Questo impegno a favore della sicurezza si estende ai nostri dirigenti. Il Workday Security Council, un comitato di dirigenti che ricoprono funzioni aziendali diverse, delinea i nostri programmi per la sicurezza, favorisce l'allineamento di tutti i manager dell'azienda e si adopera per sensibilizzare l'intero organico sull'importanza della sicurezza.
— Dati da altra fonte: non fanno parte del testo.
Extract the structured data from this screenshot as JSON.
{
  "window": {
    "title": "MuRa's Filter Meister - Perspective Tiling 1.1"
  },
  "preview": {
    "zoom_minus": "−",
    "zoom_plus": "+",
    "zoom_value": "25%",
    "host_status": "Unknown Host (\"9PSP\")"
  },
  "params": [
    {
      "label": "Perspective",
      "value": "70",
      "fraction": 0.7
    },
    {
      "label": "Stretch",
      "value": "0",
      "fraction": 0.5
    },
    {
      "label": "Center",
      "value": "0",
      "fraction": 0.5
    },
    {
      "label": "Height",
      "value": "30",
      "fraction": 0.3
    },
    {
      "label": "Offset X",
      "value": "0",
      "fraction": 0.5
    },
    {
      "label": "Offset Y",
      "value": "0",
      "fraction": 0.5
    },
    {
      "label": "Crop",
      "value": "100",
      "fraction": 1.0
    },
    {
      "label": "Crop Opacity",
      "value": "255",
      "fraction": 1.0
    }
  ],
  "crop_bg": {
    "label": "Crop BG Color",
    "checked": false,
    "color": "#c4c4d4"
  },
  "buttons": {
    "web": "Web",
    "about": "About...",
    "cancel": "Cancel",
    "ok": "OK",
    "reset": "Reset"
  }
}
I nostri clienti fungono da titolari del trattamento dei dati, mentre Workday ricopre il ruolo di responsabile del trattamento. Ciò significa che il cliente mantiene il pieno controllo dei dati inseriti nei nostri servizi, oltre che delle impostazioni e configurazioni. Poiché rimane titolare dei propri dati, mentre Workday si occupa esclusivamente del loro trattamento, il cliente non ha bisogno di richiedere alcun intervento per svolgere normali attività quotidiane quali:
Una caratteristica fondamentale del design di Workday è che crittografiamo ogni attributo dei dati del cliente prima di salvarlo in modo permanente in qualsiasi database. Poiché Workday è un'applicazione orientata agli oggetti in-memory e non un'applicazione RDBMS basata su disco, siamo in grado di raggiungere il massimo livello di crittografia utilizzando l'algoritmo AES (Advanced Encryption Standard) con una chiave a 256 bit univoca per ciascun cliente.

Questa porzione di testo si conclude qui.